Islamic police in Nigeria's Kano launch immorality crackdown
A resident walks inside the premises of partially burnt police station in Sheka neighbourhood in northern Nigerian city of Kano on January 25, 2012. By Aminu Abubakar (AFP/File)
KANO (Nigeria) (AFP) - Police who enforce Islamic law in Nigeria's northern city of Kano have arrested 150 people in the last week, including for indecent dress, as part of a crackdown on immorality, a spokesman said Tuesday.
Some people in Nigeria's second city have been picked up for sporting hair styles inspired by prominent international football players, said Mohammed Yusuf Yola, spokesman for Kano's sharia police, or Hisbah.
Others were thrown in jail and fined for wearing their trousers too low on their waists, mimicking a style that became prominent in the 1990s, partly through the influence of some American hip hop artists.
The arrests have followed an order by Kano state Governor Rabiu Musa Kwankwaso to cleanse the city of immoral practices and the trend is set to continue in the weeks ahead, said Hisbah Director-General Abba Sufi.
The Hisbah is a state police force funded by state government and is not part of the federal police.
"We have arrested 150 men and women in the past week, including prostitutes and their boyfriends, transvestites, alcoholics and those engaged in indecent dressing in contravention of the sharia legal code," Yola told AFP.

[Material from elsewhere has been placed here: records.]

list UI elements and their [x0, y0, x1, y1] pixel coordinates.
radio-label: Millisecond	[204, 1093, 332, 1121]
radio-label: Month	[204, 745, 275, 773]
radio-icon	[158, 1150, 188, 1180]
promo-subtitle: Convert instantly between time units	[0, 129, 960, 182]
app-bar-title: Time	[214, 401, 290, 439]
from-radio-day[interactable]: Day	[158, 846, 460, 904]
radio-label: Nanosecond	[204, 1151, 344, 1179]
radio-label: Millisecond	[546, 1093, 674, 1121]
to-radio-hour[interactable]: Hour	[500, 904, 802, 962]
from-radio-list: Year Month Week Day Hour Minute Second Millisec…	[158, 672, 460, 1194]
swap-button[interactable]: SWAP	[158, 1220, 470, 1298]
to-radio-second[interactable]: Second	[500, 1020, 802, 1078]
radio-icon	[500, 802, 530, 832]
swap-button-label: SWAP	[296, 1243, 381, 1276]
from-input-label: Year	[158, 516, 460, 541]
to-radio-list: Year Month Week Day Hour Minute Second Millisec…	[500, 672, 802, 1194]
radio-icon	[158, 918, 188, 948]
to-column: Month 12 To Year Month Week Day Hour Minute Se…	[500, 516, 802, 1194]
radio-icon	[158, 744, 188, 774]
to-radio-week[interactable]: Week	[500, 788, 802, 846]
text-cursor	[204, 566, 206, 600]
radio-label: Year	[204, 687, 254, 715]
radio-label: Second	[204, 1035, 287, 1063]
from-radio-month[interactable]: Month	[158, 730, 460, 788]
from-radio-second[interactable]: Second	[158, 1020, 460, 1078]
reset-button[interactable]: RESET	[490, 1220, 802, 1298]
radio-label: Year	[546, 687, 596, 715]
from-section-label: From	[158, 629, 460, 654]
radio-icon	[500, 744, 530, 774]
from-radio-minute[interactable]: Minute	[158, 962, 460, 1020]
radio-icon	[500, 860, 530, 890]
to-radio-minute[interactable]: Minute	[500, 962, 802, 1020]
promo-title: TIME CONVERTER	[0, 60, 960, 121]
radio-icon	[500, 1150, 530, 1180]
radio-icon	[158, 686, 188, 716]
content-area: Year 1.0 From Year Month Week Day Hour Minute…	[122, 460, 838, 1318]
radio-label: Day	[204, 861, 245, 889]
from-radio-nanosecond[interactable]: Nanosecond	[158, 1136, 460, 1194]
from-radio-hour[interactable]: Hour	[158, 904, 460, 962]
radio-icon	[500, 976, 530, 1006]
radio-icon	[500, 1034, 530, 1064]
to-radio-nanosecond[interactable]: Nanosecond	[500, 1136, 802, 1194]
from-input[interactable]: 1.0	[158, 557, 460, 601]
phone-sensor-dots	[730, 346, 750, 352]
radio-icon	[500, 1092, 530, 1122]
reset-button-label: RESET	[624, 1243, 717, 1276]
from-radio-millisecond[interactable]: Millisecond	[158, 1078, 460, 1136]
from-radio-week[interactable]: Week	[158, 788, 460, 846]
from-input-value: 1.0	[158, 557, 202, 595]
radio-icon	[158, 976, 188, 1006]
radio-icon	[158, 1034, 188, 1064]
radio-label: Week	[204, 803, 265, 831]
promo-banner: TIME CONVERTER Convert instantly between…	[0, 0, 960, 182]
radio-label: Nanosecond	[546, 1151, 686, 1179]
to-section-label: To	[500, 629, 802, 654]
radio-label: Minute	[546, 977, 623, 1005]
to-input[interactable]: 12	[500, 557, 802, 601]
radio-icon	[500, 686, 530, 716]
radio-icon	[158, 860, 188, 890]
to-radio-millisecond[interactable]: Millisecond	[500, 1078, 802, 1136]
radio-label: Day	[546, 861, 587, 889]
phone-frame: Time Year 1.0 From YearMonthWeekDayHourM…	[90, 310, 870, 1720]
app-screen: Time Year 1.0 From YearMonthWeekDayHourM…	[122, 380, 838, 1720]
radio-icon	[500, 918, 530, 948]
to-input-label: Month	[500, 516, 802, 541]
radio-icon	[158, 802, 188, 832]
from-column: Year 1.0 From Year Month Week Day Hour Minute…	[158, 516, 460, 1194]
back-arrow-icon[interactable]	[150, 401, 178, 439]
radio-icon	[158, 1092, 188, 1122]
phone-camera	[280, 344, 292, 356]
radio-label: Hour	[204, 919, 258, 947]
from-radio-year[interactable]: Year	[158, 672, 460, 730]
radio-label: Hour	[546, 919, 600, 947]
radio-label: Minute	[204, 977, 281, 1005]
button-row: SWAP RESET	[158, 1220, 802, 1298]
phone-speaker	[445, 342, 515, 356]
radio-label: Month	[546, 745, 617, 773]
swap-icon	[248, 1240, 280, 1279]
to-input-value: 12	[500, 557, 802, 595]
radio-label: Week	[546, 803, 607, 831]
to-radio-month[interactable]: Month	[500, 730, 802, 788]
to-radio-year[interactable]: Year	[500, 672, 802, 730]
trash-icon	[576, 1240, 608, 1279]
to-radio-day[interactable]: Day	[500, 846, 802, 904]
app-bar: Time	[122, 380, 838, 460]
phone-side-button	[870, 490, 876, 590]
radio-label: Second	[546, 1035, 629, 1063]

Religion has repeatedly been used as a political issue in Kano and the governor, seen as a moderate, has been accused by rivals of lacking commitment to sharia's guidelines.
Yola insisted the operation was launched to reverse disturbing trends in the city of some five million people and is targeting people of various faiths.
"Those arrested include Muslims and non-Muslims and we treat them equally because this is about morality," he said.
Kano, like the rest of northern Nigeria, is majority Muslim, but the city has a sizeable Christian minority.
Some of those arrested have been released after paying fines ranging from 10,000 naira ($63, 46 euros) to 15,000 naira, Yola said.
"Those who could not afford the fine are being kept in prison," he added, but he would not specify the number of people currently being held.
At the restoration of civilian rule in 1999, 12 northern states, including Kano, formally adopted sharia, but the Islamic legal system has been unevenly applied.
The Hisbah was formed in 2001, largely to enforce sharia, but the force has other duties, including some community development work and alternative dispute resolution.
The southern half of Nigeria, Africa's most populous country, is mostly Christian.